There was a tree stump in the back yard. Dad told us he’s watched her chop off many a chicken’s neck on that tree stump. I can see her walk past it to hang laundry on the line. I can see her braids wrapped around her head. Sometimes I look at the shade of grey my hair is becoming, and I think it is distinctly the same shade as hers.

There were an assortment of buildings on her land, once a well used farm of some type. There was a building Dad called a smokehouse, and one that was clearly a barn. And far in the back was a pond that Dad said had once held fish.

Grandmother is gone now. She lived until she was almost 100, and most of it she lived in that home. She spent a few years in a nursing home, one my Mother went to great effort to get her into because it was the best in the area. I did my best as a grandson to write her often, and visit her when I could, so that her time there would at least be dotted with moments. She had other descendants, too, from her son. But I don’t know them or their relationship with her. But that nursing home is never where I think of her. I think of her in that farm house. I think of her in the rocker on her porch watching the busy traffic go by. I think of her hanging laundry on the line. And I think of the sights and fragrances in that home; the smells of firewood and cedar and linens long since not used.

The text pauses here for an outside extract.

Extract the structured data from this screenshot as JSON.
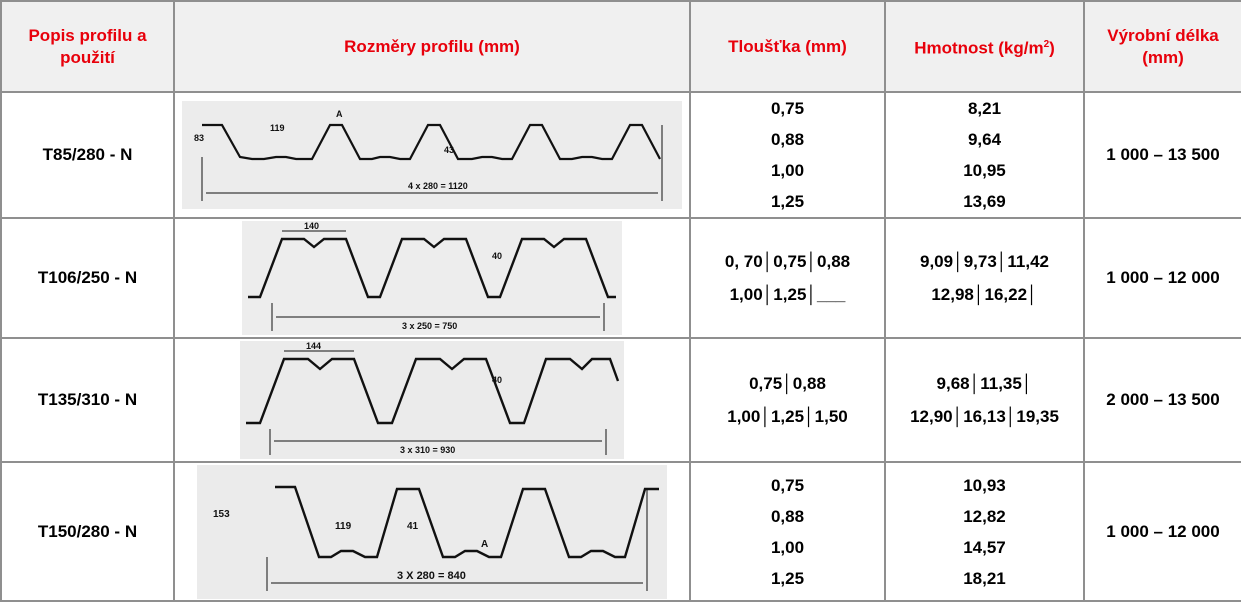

Sometimes as I drive down I-55 through Mississippi, I see the exit to the country church where she and Grandfather are buried. The church is surprisingly large, given the rural area it seems to be in. I stop for a few minutes and leave the flowers I thought to bring, and throw away the ones that have stayed in the vase since my last drive through the area.

MyFella was with me once, and a dark cloud blew up and a mighty wind came. I tried not to think on it, give it any credence, that there was a storm when I took my boyfriend, my partner, with me. She was an old school Baptist Christian. She would have loved me, in spite of.

Pound cake on a formica table top, the smell of firewood, the crunch of gravel under foot, and the sound of traffic through an old screen door.